Mr. SOURWINE: “But Fidel Castro has said on many occasions [as dutifully transcribed and transmitted by the New York Times] that he is friendly to the United States. You are saying that this is not true?”
Major DIAZ. “He is lying.”
Mr. SOURWINE: “You are completely sure that Fidel Castro is what?”
Major DIAZ: “That Fidel Castro is a communist. Also, I’m prepared because the communists have a well-known system of trying to destroy the reputations of anyone who disagrees with them.”
The following day Castro put his fingers to his mouth, blew a whistle and The New York Times scurried to duty: “In Cuba there are no communists in positions of control,” stressed their reporter Herbert Matthews in a fresh article. “The accusations of Major Pedro Diaz- Lanz are rejected by everybody.”
But as Diaz-Lanz warned, when outing communists, their denial is only half the story. The truth- teller must also be defamed. Castro whistled again.
“Sources (obviously Castro and his henchmen, exactly as in the Cruz case) tell me that Major Diaz-Lanz was removed from his office for incompetence, extravagance and nepotism,” added Herbert Matthews in his front page New York Times article on July, 16 1959 (the very day following Diaz-Lanz’ testimony!)

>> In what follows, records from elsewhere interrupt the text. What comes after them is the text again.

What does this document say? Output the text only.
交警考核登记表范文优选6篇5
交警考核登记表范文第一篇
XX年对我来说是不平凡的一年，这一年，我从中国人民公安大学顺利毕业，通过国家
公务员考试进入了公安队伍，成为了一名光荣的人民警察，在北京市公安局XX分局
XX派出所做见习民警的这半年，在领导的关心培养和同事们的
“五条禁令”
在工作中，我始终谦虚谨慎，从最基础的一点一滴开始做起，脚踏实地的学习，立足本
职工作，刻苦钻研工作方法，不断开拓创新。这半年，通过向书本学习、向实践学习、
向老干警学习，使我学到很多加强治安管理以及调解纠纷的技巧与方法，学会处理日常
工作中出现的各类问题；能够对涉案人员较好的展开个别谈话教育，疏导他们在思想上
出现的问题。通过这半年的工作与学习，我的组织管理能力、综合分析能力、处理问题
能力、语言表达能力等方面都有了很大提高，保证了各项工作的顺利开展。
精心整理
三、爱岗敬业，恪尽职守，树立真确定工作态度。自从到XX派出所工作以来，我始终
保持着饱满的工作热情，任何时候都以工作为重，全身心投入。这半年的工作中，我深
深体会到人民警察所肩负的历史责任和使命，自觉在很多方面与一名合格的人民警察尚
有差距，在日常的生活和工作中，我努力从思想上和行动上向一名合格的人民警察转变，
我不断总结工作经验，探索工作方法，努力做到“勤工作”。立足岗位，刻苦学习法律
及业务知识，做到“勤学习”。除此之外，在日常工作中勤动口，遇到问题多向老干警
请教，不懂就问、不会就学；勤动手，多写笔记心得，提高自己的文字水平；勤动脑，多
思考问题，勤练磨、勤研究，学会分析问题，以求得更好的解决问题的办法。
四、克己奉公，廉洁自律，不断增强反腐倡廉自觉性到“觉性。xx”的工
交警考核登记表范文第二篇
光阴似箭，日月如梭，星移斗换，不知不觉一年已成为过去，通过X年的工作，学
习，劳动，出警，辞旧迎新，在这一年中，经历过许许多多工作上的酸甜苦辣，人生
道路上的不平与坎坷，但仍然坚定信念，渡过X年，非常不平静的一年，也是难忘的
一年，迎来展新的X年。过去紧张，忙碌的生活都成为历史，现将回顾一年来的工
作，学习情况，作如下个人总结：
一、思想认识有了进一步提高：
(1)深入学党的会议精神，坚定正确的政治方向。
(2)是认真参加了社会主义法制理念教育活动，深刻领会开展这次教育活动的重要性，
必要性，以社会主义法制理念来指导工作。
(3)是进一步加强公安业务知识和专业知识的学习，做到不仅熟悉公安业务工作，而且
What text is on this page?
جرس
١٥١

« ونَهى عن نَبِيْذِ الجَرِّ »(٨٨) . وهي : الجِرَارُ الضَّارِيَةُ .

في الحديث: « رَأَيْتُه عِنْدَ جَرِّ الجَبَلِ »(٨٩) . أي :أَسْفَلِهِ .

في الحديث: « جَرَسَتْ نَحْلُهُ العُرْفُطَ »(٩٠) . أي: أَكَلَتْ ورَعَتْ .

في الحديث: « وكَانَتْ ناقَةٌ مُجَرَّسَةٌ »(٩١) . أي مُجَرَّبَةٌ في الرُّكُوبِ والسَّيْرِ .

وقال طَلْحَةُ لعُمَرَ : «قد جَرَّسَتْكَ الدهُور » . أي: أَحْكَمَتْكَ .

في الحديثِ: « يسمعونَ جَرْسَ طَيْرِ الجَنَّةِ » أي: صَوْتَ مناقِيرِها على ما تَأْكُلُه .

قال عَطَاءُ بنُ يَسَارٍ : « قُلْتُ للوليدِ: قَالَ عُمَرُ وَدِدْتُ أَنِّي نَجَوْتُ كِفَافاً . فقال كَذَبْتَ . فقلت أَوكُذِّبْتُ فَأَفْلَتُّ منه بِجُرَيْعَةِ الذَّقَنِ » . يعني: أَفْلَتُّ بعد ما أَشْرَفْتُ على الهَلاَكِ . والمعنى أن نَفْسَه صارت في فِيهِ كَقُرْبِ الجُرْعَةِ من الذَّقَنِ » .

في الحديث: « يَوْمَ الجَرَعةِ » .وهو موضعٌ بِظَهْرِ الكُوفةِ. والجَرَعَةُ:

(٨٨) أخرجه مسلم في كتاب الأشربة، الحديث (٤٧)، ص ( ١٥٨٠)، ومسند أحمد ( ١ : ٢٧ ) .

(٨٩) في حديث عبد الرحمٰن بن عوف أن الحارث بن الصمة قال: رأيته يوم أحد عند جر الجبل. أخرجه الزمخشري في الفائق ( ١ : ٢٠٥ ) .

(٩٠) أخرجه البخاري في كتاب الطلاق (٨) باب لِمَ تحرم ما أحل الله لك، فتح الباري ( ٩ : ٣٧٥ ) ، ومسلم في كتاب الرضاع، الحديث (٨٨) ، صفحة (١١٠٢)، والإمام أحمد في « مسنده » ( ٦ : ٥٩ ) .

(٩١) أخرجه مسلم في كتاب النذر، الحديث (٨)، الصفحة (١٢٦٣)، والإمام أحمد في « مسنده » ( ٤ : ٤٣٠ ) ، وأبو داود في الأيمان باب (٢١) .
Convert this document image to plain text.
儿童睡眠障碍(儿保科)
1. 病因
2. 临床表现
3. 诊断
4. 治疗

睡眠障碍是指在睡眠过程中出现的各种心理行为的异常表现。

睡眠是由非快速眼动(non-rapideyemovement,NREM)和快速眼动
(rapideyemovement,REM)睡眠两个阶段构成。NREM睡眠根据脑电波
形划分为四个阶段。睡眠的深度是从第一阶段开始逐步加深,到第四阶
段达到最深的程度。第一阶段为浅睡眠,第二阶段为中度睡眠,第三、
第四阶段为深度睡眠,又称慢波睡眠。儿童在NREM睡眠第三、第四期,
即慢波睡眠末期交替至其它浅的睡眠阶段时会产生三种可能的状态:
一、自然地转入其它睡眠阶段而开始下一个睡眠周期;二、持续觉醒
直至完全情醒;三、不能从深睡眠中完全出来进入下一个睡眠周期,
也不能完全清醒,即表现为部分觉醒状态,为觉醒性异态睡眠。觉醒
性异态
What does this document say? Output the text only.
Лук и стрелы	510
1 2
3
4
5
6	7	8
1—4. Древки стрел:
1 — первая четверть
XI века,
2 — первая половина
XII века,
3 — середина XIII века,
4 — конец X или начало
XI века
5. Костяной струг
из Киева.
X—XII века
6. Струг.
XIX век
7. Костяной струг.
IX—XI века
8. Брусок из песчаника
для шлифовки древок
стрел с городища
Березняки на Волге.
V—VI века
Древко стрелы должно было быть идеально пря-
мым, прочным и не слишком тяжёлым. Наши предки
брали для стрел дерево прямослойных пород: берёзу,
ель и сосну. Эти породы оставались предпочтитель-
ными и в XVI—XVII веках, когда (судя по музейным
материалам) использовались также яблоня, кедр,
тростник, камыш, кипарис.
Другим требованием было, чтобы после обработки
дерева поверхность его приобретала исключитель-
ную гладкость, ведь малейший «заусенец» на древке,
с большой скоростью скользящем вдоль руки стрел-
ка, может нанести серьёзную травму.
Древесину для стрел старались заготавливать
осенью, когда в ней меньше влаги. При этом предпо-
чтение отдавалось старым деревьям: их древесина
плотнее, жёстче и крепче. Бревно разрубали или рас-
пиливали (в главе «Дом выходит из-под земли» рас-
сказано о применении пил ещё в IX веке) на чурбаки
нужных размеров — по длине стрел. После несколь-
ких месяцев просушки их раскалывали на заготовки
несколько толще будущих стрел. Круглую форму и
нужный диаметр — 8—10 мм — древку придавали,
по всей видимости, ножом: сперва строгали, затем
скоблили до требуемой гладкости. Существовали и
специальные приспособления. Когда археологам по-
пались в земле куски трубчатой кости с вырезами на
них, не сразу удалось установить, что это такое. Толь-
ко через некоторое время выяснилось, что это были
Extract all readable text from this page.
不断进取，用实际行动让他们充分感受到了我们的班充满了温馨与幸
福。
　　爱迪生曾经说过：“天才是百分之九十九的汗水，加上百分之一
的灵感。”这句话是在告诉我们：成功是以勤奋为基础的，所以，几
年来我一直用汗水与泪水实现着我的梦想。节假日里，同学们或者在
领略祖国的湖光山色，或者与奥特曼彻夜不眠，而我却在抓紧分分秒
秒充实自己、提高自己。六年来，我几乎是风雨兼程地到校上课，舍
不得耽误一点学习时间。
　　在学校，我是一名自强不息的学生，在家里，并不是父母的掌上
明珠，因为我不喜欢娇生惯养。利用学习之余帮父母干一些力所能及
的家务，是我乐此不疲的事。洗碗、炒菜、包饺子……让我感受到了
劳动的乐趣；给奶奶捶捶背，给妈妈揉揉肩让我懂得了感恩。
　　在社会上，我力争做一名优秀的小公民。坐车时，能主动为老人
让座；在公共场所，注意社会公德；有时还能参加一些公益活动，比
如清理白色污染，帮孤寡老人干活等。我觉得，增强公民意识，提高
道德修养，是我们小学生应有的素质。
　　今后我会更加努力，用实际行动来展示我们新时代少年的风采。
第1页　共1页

“To our American friend Herbert Matthews with gratitude. Without your help, and without the help of the New York Times, the Revolution in Cuba would never have been.” (Fidel Castro while pinning a medal on NYTimes reporter Herbert Matthews April, 1959)
“Much more valuable to us than military recruits were recruiting American reporters to export our propaganda.”(Che Guevara in his diaries.)